Les barils de pétrole qui peuvent encore atteindre de manière fiable les marchés mondiaux via le Moyen-Orient se négocient désormais au-dessus de 100 dollars le baril, un signal fort de stress géopolitique aigu et de craintes en matière d’offre qui pourraient se répercuter sur les actifs à risque mondiaux, notamment les actions et le bitcoin. .
Depuis le début du conflit militaire entre les États-Unis, Israël et l’Iran il y a une semaine, l’Iran a considérablement perturbé les flux de pétrole passant par le détroit d’Ormuz, une route majeure qui facilite le commerce du pétrole et du gaz pour plus de 500 milliards de dollars par an.
En conséquence, les commerçants accordent autant d’attention à l’accessibilité du pétrole qu’à la demande et à la production quotidienne. Le marché pétrolier est désormais essentiellement divisé en deux segments : les barils qui sont vulnérables, s’appuyant sur des points d’étranglement comme le détroit d’Ormuz, et les barils qui peuvent encore se déplacer, atteignant les acheteurs de manière fiable tout en contournant les perturbations géopolitiques.
La référence pour la deuxième catégorie est le pétrole brut de Murban, qui s’est échangé au-dessus de 103 dollars le baril dimanche, une prime significative par rapport aux références mondiales populaires telles que le WTI et le Brent, selon Oilprice.com.
Une forte hausse du prix de Murban, au-dessus de 100 dollars, indique une forte concurrence entre les raffineurs à la recherche de cargaisons rapides, signe d’une demande réelle de livraisons physiques immédiates plutôt que d’un élan spéculatif souvent observé sur les marchés à terme.
Le Murban, un brut premium léger et non corrosif produit par la Compagnie pétrolière nationale d’Abu Dhabi à partir de champs terrestres des Émirats arabes unis, est exporté via le terminal pétrolier de Fujairah, une plaque tournante située à l’extérieur du détroit d’Ormuz. Il peut toujours atteindre en toute sécurité les acheteurs en Asie, principalement au Japon, en Inde, en Thaïlande et aux Philippines, ainsi que dans certains pays européens, et est devenu la référence en matière de barils pouvant atteindre de manière fiable les acheteurs mondiaux dans un contexte de tensions au Moyen-Orient.
Implications pour le bitcoin et les actifs à risque
Le fait que Murban dépasse les 100 dollars le baril est plus qu’une simple étape dans l’évolution des prix du brut. C’est le signe que le risque géopolitique est pleinement intégré au marché physique du pétrole et que l’accessibilité du pétrole, et pas seulement son existence, détermine les valorisations.
Ce risque pourrait se répercuter sur des indices de référence plus larges comme le WTI et le Brent à l’ouverture des marchés lundi. En d’autres termes, ces indices de référence pourraient rapidement atteindre trois chiffres, ce qui pourrait ébranler les actions asiatiques et mondiales et exercer une pression sur les actifs à risque, notamment le Bitcoin.

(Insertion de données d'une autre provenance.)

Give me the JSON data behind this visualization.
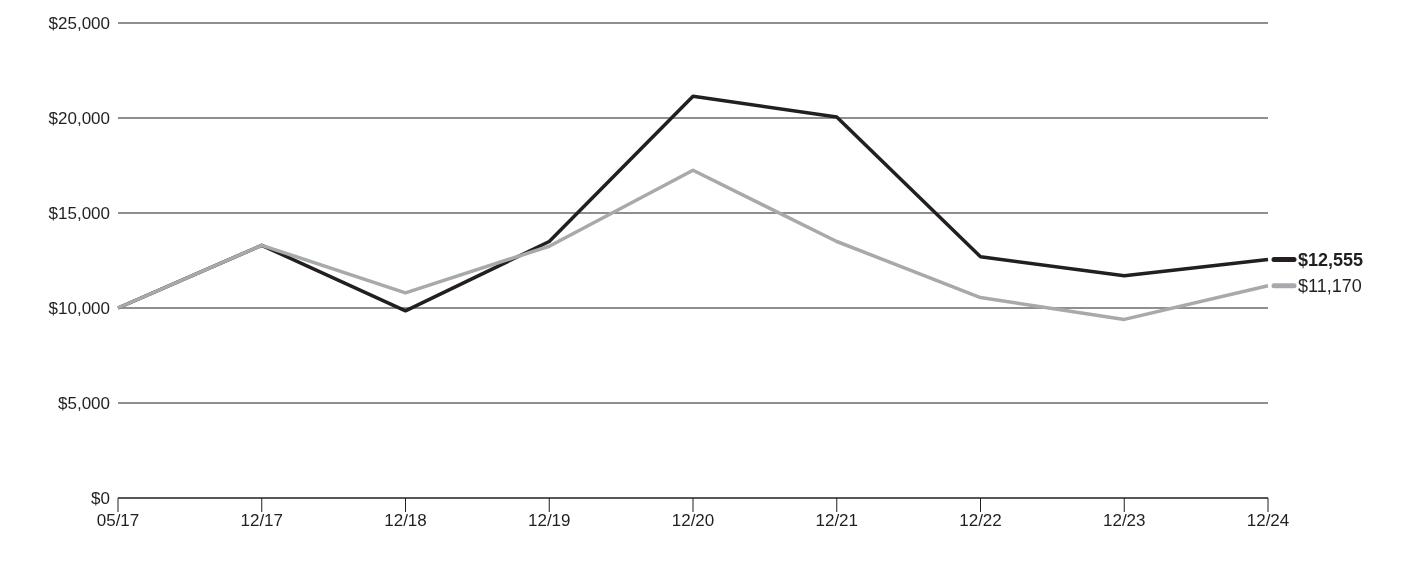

Pour un actif comme le Bitcoin, qui manque de flux de trésorerie ou de revenus sous-jacents, les conditions de liquidité fiduciaire jouent un rôle démesuré dans la dynamique des prix. Une telle hausse des cours du pétrole pourrait resserrer les liquidités en attisant les craintes d’inflation, ce qui pourrait inciter les banques centrales à relever les taux d’intérêt.
Le pétrole brut WTI et Brent ont déjà bondi d’environ 30 % depuis le début du conflit, tandis que les marchés ont commencé à anticiper les baisses de taux attendues de la Fed, comme l’a noté CoinDesk vendredi.
Bitcoin, la principale crypto-monnaie en termes de valeur marchande, s’est négocié pour la dernière fois à près de 67 000 dollars, après avoir atteint un sommet proche de 74 000 dollars en début de semaine, selon les données de CoinDesk.